Moscow Backslides To Anti-Reform, Anti-West Posture
RUSSIA'S leadership, inside the Kremlin and out, now has a more hard-line nationalist and strong-state lineup than a mere week ago.
Just after the newly aggressive President Boris Yeltsin ordered a rocket storm on the village where Chechen rebels held hostages, he called on Friday for the countries of the former Soviet Union to again form a military alliance against NATO and the US.
Mr. Yeltsin, the man who established economic reform in Russia, evicted the last reformers from senior posts in his administration last week and elevated men with roots in defense. Many have ties to Yeltsin's chief of personal security, Alexander Korzhakov. They have long battled liberals in Yeltsin's administration for sway over policy.
The hard-line tone in Moscow goes beyond the Kremlin to the Duma, or lower house of parliament, which is now led by Communists. "There is a dictatorship of one party," said Nikolai Stolyarov, a reformist deputy in parliament. "It's more authoritarian."
Returning deputies say the newly elected Duma is more businesslike than the last one, but also a more disciplined and dogmatic force. The Duma opened its session last week by electing a Communist and former Pravda editor as speaker. It also gave more than a third of the committee chairmanships, and almost half the major committees, to Communists.
Yeltsin's new look is plainly geared to win over Communist-leaning voters before the Russian presidential election in June.
One view here is that Yeltsin is repackaging himself for the vote, so that he can later protect and carry on the privatization and opening up of the economy after the vote. In this scenario, Yeltsin assumes that his rival will not be a democratic reformer, so he can move closer to the Communists without sacrificing reformist support.
But others are not so sure that Yeltsin is only changing on the outside. "I don't think this is all cosmetic," says a Western diplomat. "It's wishful thinking to believe that everything will change back the day after the election."
Instead, this close observer argues, Yeltsin and his staff have gradually shifted their views toward a more assertive defense of Russian national interests. They also say Russia's industries need some protectionism during its vulnerable stages.
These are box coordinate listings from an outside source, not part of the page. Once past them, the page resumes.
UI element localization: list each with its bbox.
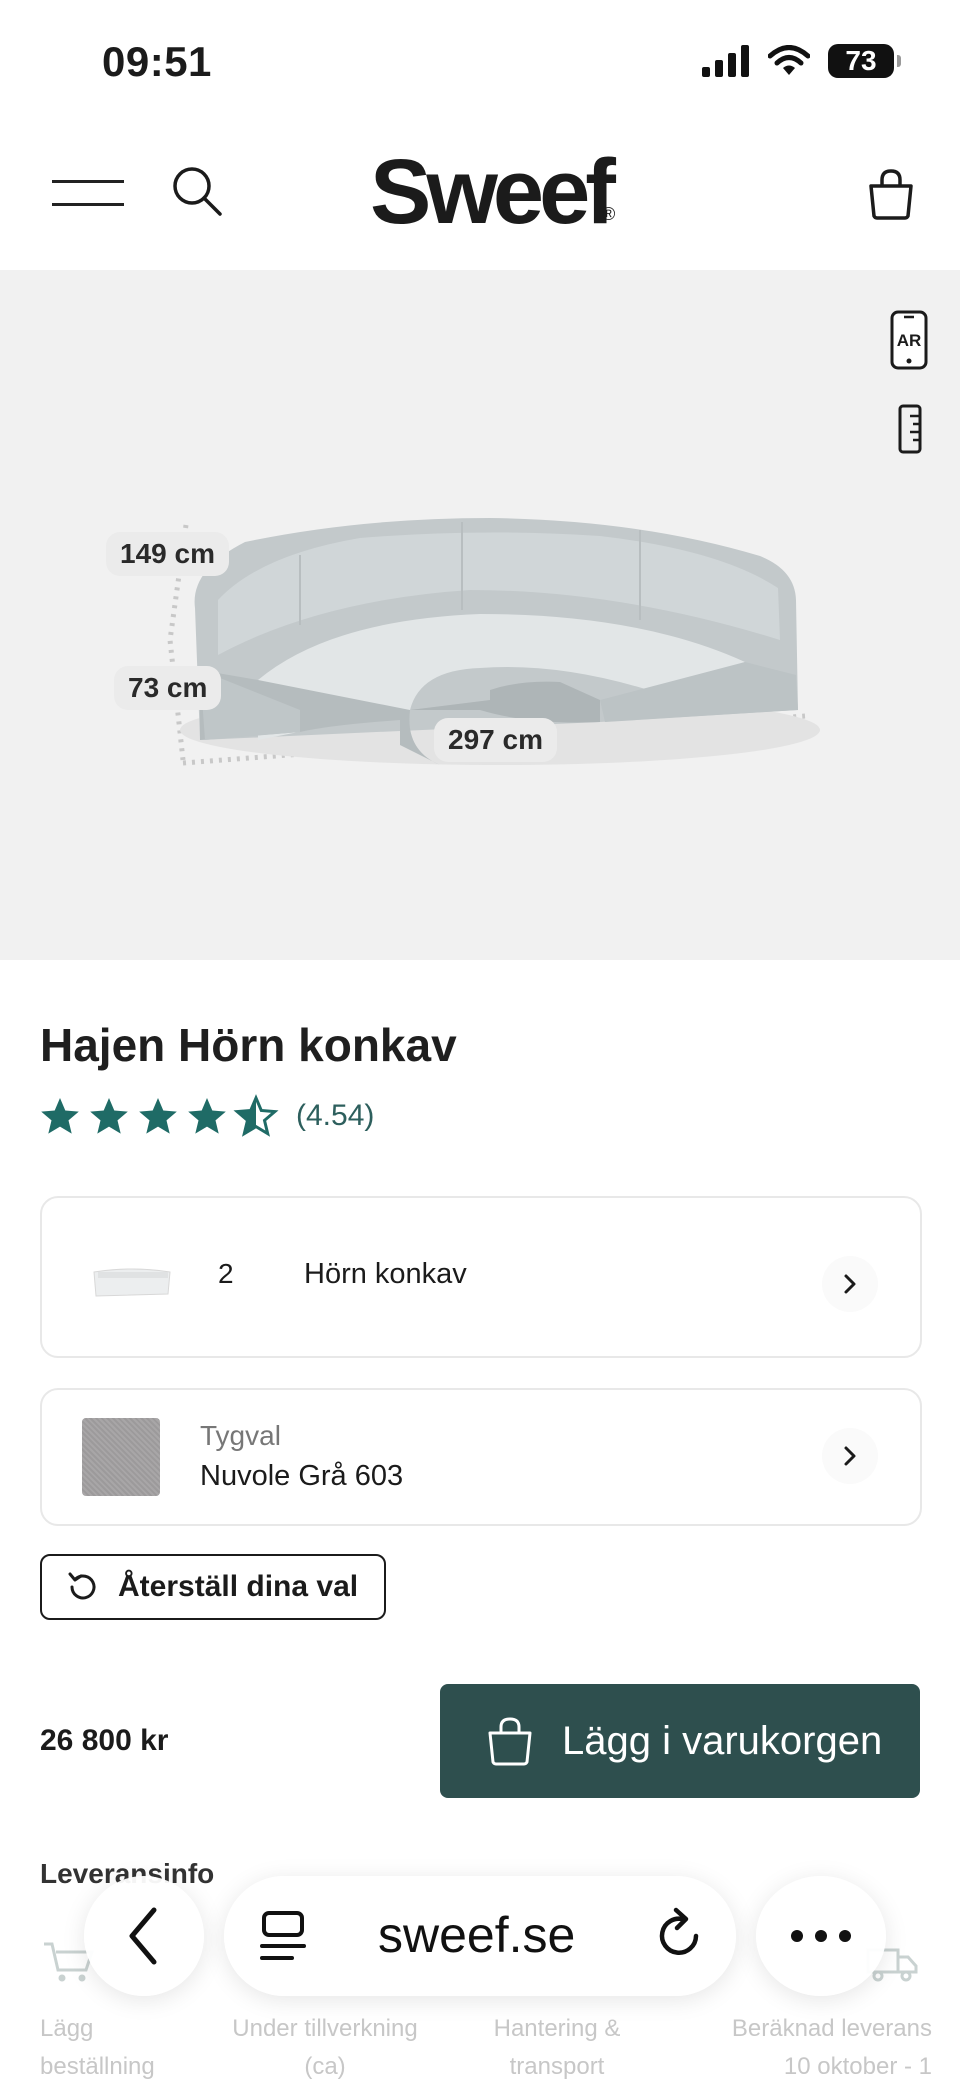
dimension-depth-label: 149 cm bbox=[106, 532, 229, 576]
rating-stars bbox=[41, 1096, 277, 1136]
chevron-right-icon bbox=[844, 1274, 856, 1294]
module-quantity: 2 bbox=[218, 1258, 234, 1289]
shopping-bag-icon[interactable] bbox=[866, 168, 916, 220]
search-icon[interactable] bbox=[170, 164, 224, 218]
delivery-step: Hantering & transport bbox=[470, 2010, 644, 2086]
more-button[interactable] bbox=[756, 1876, 886, 1996]
delivery-step-line: Hantering & bbox=[493, 2015, 621, 2042]
star-icon bbox=[188, 1098, 226, 1134]
star-icon bbox=[41, 1098, 79, 1134]
chevron-left-icon bbox=[129, 1907, 157, 1965]
delivery-step-line: Beräknad leverans bbox=[731, 2015, 932, 2042]
back-button[interactable] bbox=[84, 1876, 204, 1996]
shopping-bag-icon bbox=[488, 1717, 532, 1766]
add-to-cart-button[interactable]: Lägg i varukorgen bbox=[440, 1684, 920, 1798]
menu-icon-line bbox=[52, 203, 124, 206]
reset-icon bbox=[68, 1572, 96, 1600]
product-price: 26 800 kr bbox=[40, 1724, 169, 1757]
delivery-step: Lägg beställning bbox=[40, 2010, 155, 2086]
tabs-icon bbox=[260, 1911, 306, 1960]
fabric-swatch bbox=[82, 1418, 160, 1496]
wifi-icon bbox=[768, 45, 810, 75]
module-chevron[interactable] bbox=[822, 1256, 878, 1312]
delivery-step-line: (ca) bbox=[304, 2053, 346, 2080]
delivery-step-line: Under tillverkning bbox=[232, 2015, 418, 2042]
fabric-value: Nuvole Grå 603 bbox=[200, 1460, 404, 1492]
module-selector[interactable]: 2 Hörn konkav bbox=[40, 1196, 922, 1358]
status-icons: 73 bbox=[702, 44, 901, 78]
add-to-cart-label: Lägg i varukorgen bbox=[562, 1718, 883, 1763]
menu-button[interactable] bbox=[52, 180, 124, 210]
site-header: Sweef ® bbox=[0, 120, 960, 270]
module-thumbnail bbox=[93, 1268, 171, 1297]
fabric-selector[interactable]: Tygval Nuvole Grå 603 bbox=[40, 1388, 922, 1526]
fabric-label: Tygval bbox=[200, 1420, 281, 1451]
sweef-logo[interactable]: Sweef bbox=[370, 140, 616, 245]
product-image-stage[interactable]: AR 149 cm 73 cm 297 cm bbox=[0, 270, 960, 960]
signal-icon bbox=[702, 45, 749, 77]
product-title: Hajen Hörn konkav bbox=[40, 1019, 457, 1071]
menu-icon-line bbox=[52, 180, 124, 183]
registered-mark: ® bbox=[602, 204, 616, 224]
module-name: Hörn konkav bbox=[304, 1258, 467, 1290]
reset-selections-button[interactable]: Återställ dina val bbox=[40, 1554, 386, 1620]
dimension-height-label: 73 cm bbox=[114, 666, 222, 710]
status-time: 09:51 bbox=[102, 38, 212, 85]
chevron-right-icon bbox=[844, 1446, 856, 1466]
ellipsis-icon bbox=[791, 1930, 851, 1942]
reset-label: Återställ dina val bbox=[118, 1570, 359, 1603]
delivery-step-line: 10 oktober - 1 bbox=[783, 2053, 932, 2080]
delivery-step-line: Lägg bbox=[40, 2015, 94, 2042]
delivery-step: Beräknad leverans 10 oktober - 1 bbox=[700, 2010, 932, 2086]
star-icon bbox=[90, 1098, 128, 1134]
battery-indicator: 73 bbox=[828, 44, 901, 78]
half-star-icon bbox=[235, 1096, 277, 1136]
rating-value: (4.54) bbox=[296, 1099, 375, 1132]
star-icon bbox=[139, 1098, 177, 1134]
url-text[interactable]: sweef.se bbox=[378, 1906, 575, 1964]
sofa-illustration bbox=[167, 518, 820, 766]
delivery-step: Under tillverkning (ca) bbox=[210, 2010, 440, 2086]
dimension-width-label: 297 cm bbox=[434, 718, 557, 762]
delivery-step-line: beställning bbox=[40, 2053, 155, 2080]
product-rating[interactable]: (4.54) bbox=[40, 1094, 374, 1138]
address-bar[interactable]: sweef.se bbox=[224, 1876, 736, 1996]
fabric-chevron[interactable] bbox=[822, 1428, 878, 1484]
reload-icon[interactable] bbox=[652, 1906, 708, 1966]
delivery-step-line: transport bbox=[509, 2053, 605, 2080]
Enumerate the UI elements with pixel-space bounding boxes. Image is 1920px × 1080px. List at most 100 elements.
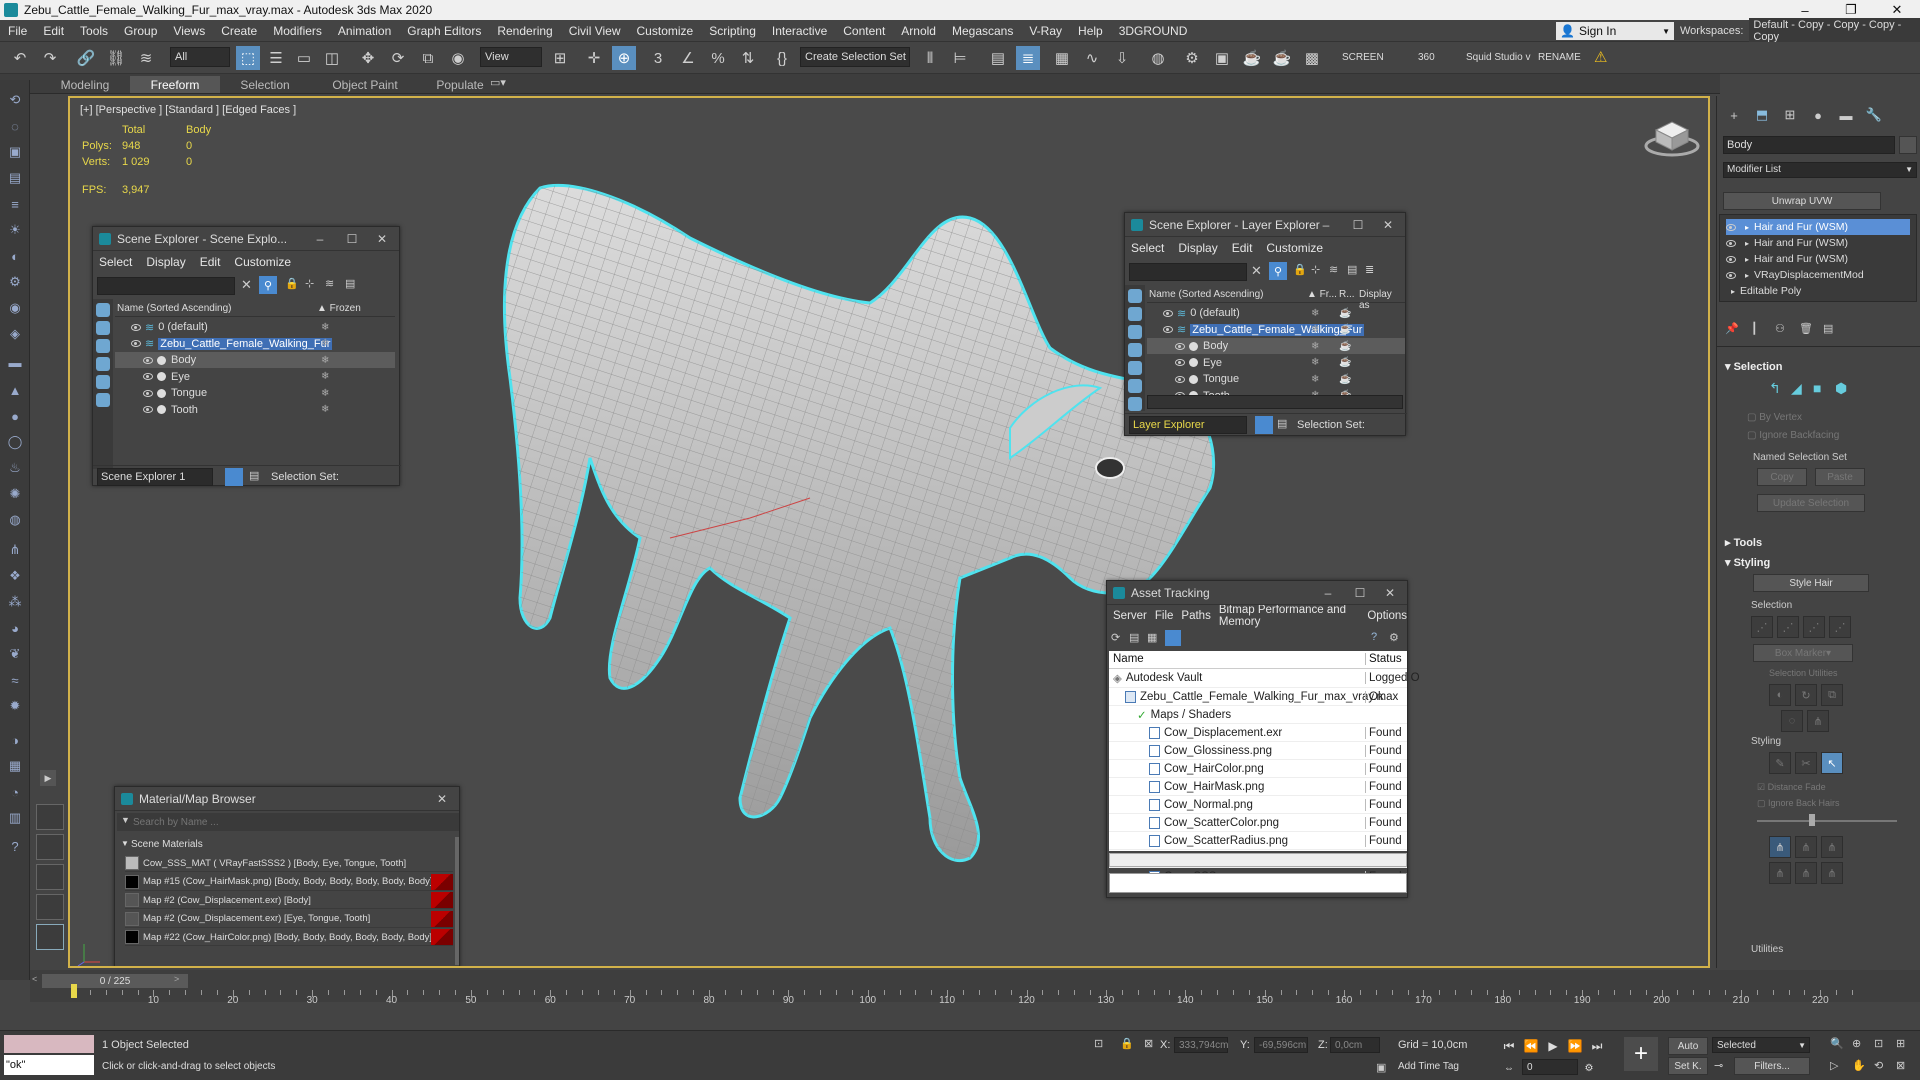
link-icon[interactable]: 🔗 [74, 46, 98, 70]
material-item[interactable]: Map #15 (Cow_HairMask.png) [Body, Body, … [125, 873, 453, 891]
object-color-swatch[interactable] [1899, 136, 1917, 154]
object-name-field[interactable]: Body [1723, 136, 1895, 154]
explorer-name-dropdown[interactable]: Scene Explorer 1 [97, 468, 213, 486]
menu-item-views[interactable]: Views [165, 24, 213, 38]
freeze-icon[interactable]: ❄ [1311, 374, 1319, 385]
goto-start-icon[interactable]: ⏮ [1500, 1037, 1518, 1055]
rotate-selection-icon[interactable]: ↻ [1795, 684, 1817, 706]
ribbon-tab-populate[interactable]: Populate [420, 76, 500, 93]
freeze-icon[interactable]: ❄ [321, 371, 329, 382]
modifier-toggle-icon[interactable] [1726, 255, 1736, 263]
modifier-list-dropdown[interactable]: Modifier List ▼ [1723, 162, 1917, 178]
scale-hair-icon[interactable]: ⋔ [1821, 862, 1843, 884]
explorer-name-dropdown[interactable]: Layer Explorer [1129, 416, 1247, 434]
toggle-ribbon-icon[interactable]: ▦ [1050, 46, 1074, 70]
selection-filter-dropdown[interactable]: All [170, 47, 230, 67]
squid-studio-label[interactable]: Squid Studio v [1466, 52, 1531, 63]
material-item[interactable]: Cow_SSS_MAT ( VRayFastSSS2 ) [Body, Eye,… [125, 855, 453, 872]
hair-brush-icon[interactable]: ✎ [1769, 752, 1791, 774]
teapot-icon[interactable]: ♨ [5, 458, 25, 478]
style-hair-button[interactable]: Style Hair [1753, 574, 1869, 592]
ribbon-tab-object-paint[interactable]: Object Paint [310, 76, 420, 93]
lock-icon[interactable]: 🔒 [1293, 263, 1307, 276]
tree-row[interactable]: ≋ Zebu_Cattle_Female_Walking_Fur ❄ [115, 336, 395, 352]
display-lights-icon[interactable] [96, 339, 110, 353]
column-frozen-header[interactable]: ▲ Frozen [317, 303, 361, 314]
help-icon[interactable]: ? [5, 836, 25, 856]
horizontal-scrollbar[interactable] [1147, 395, 1403, 409]
scene-explorer-search[interactable] [97, 277, 235, 295]
select-hair-icon[interactable]: ⋰ [1751, 616, 1773, 638]
menu-item-content[interactable]: Content [835, 24, 893, 38]
maximize-button[interactable]: ☐ [1345, 584, 1375, 602]
key-filters-icon[interactable]: ⊸ [1714, 1059, 1723, 1072]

"He stopped being a reformer in 1993," says a Russian expert, Lilia Shevtsova of the Carnegie Endowment for International Peace. Now he is seeking a more populist, statist posture as a sort of "savior of the state."
Time for a counter-reformation
"In Russian history, each time after reforms, some counter-reforms follow," says Alexander Posnikov of the Institute for Legislative Studies. "I believe Yeltsin wants to govern his own counter-reforms."
Mr. Posnikov and others who know Yeltsin's aides say the aides are growing anxious that Yeltsin could lose the election in June, and they would not only be without jobs, but would also find themselves subject to criminal trials or other forms of political retribution.
The most prominent reformist lightning rods in the Yeltsin circle are now gone. Anatoly Chubais, first deputy prime minister and the architect of the largest privatization of industry in history, was ousted last Tuesday and attacked by Yeltsin on Friday for having sold off Russia's assets too cheaply. Sergei Filatov, Yeltsin's chief of staff, was more quietly demoted.
The moves marked a victory for Kremlin aides allied with Yeltsin's chief bodyguard, Alexander Korzhakov, a KGB veteran. Mr. Filatov was replaced as chief of staff by a Korzhakov protege with a hard-line reputation, Nicolai Yegorov. A close Korzhakov ally and major critic of privatization chief Chubais, Oleg Soskovets, will now run the upcoming presidential elections as well as conduct his duties in overseeing industrial interests from the Kremlin.
Checks on the president
In the Duma, democratic reformers are groping for ways to deal with a communist-led chamber. The dogmatism of the Communists and their allies translates into "discipline and unanimity" in the Duma chamber, says returning reformer Andrei Makarov. "The democrats lack this dogmatism."
Some members of Yabloko, the leading reformist faction, believe that they share important common ground with the Communists in that both parties - although at opposing ends of economic arguments - seek to strengthen the parliament as a balance to the presidency.
But senior Yabloko deputy Viktor Sheinis says the motives are different. "The aim of the Communists is to weaken the presidency because they don't like our current president. Our idea is to control the executive power of the presidency, regardless of who is president."
The leader of Yabloko, Grigory Yavlinsky, met with Communist leader Gennady Zyuganov extensively last week to work out committee chairmanships. Yabloko members insist that they did not throw any votes for the Communist speaker into the bargaining, but even the perception that Yabloko was making common cause with Communists raised strong criticism that stung Mr. Yavlinsky.